On Sun, Dec 14, 2008 at 6:06 PM, Ned Freed 
<ned(_dot_)freed(_at_)mrochek(_dot_)com> wrote:
i note that the draft describes the infoset rather than defining it in
the standard way. is there a reason for this decision?

I don't know what "the standard way" is you're referring to. Perhaps you
could provide a reference to an RFC where this has been used?

AIUI XML is maintained by w3c (rather than IEFT) so is a
recommendation. http://www.w3.org/TR/xml-infoset/ is the current
document.

This document is a little unusual in that it's defining a mapping of, if you
will, a non-XML infoset onto XML. As such, the natural approach seemed to be 
to
first discuss the structure of the language being mapped, then explain the
mapping, and finish up with additional unique-to-XML semantics.

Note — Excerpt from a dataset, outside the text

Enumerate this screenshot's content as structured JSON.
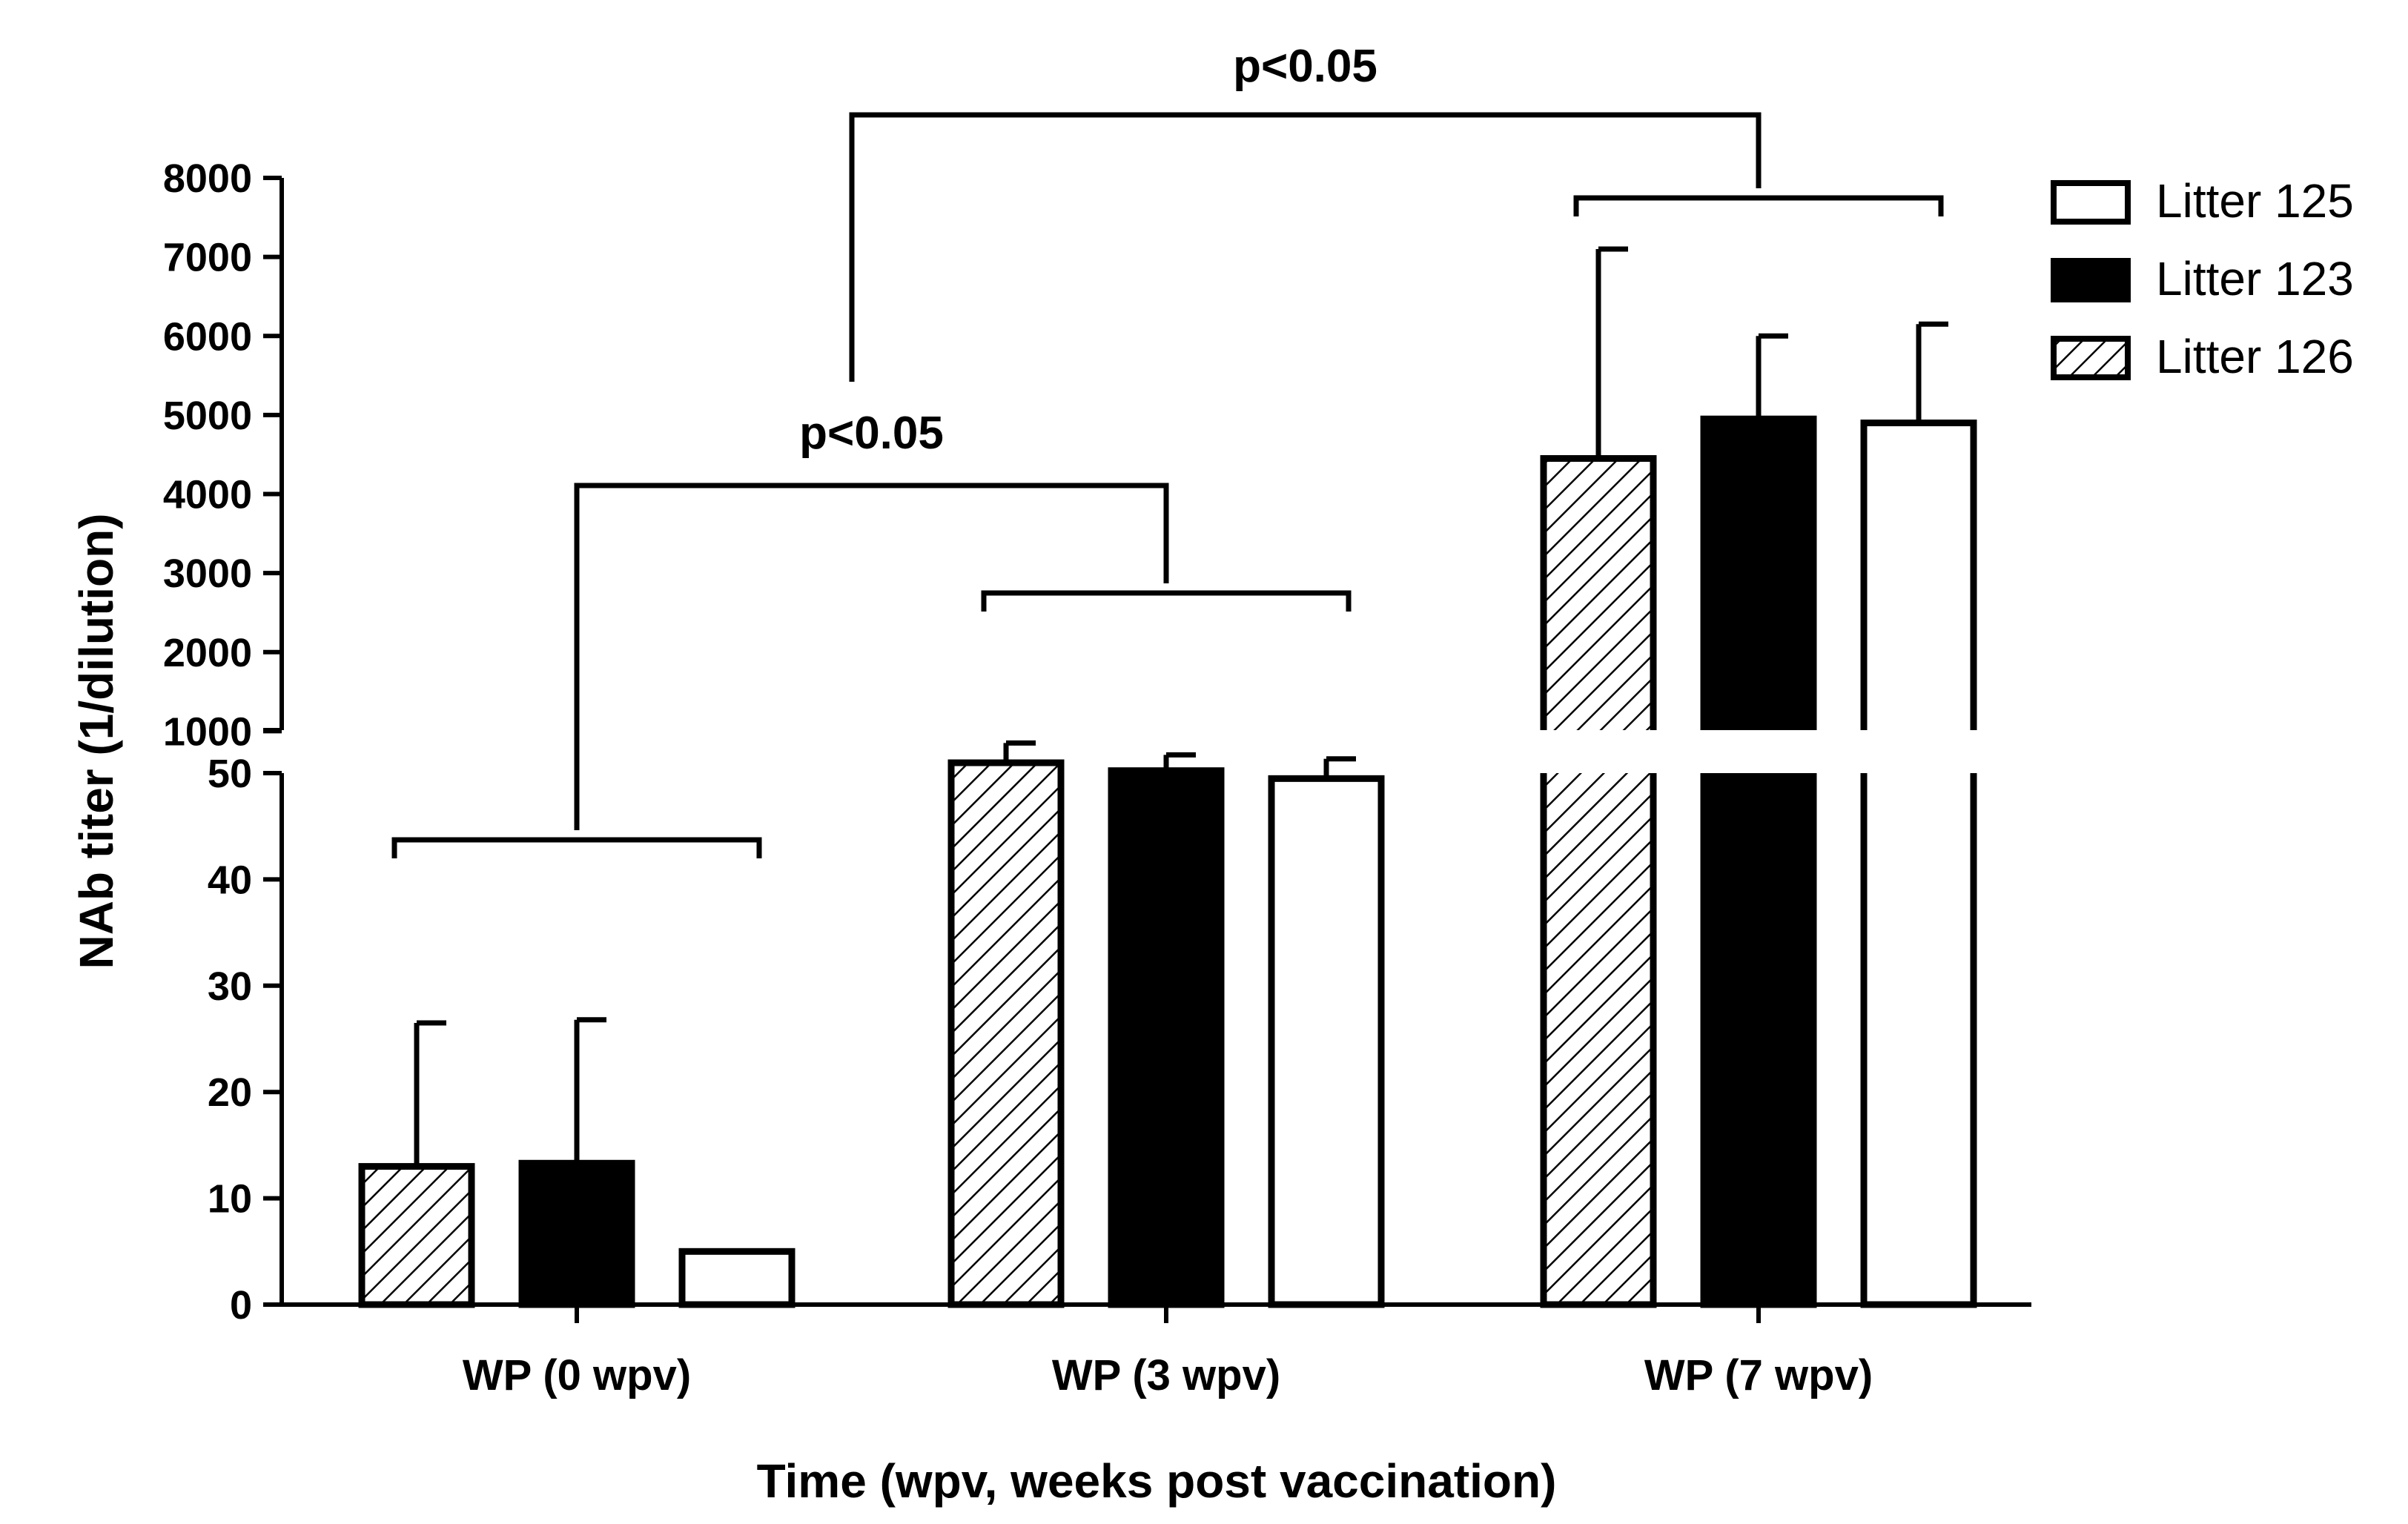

i agree that most of this arangement is natural. it's just jumping to
a schema seems - to me - a little premature and inflexible.

This approach is perhaps not the best choice for someone coming at this trying
to get at Sieve semantics starting with XML, but I believe consumers of the
document with that mindset will be distinctly in the minority. The main focus
here is to provide people familiar with Sieve a means of mapping Sieve to XML
so that XML tools can be applied.

my experience is entirely opposite

developers that use the java libraries i work on have good XML but
lack a good understanding of underlying mail technologies (for example
sieve). there is a large and growing requirement for integration
between mail and enterprise systems (typically coding in Java and .NET
but also ruby and python). developers from enterprise backgrounds are
typically strong on web+xml but very weak on mail.

i think that there needs to be an equal focus should be on allowing
mainstream enterprise developers familar with XML and web technologies
to apply familiar methods and techniques to mail. this will allow
easier and more efficient editor development.

FWIW i think that the draft works quite well from this perspective but
an annotated schema with an appropriate open source (eg MIT) license
would be very useful way of introducing developers to Sieve.

Had this been the more usual case of simply defining an XML formal, I have to
admit that I would have gone with the informal approach used in, say, RFC 
2629.
I'm not all that keen on lots of formalism  - IMO it often hinders
understanding more than it helps.

IMHO the problem is getting the right level of formalism

more modern approaches to specification (eg Atom
http://www.rfc-editor.org/rfc/rfc5023.txt etc) tend to make the schema
only informative and the description of the infoset normative. this
would be more flexible for example, by allowing different schema
langauges to be used, alterations in namespace or additional
annotations in foreign vocabularies.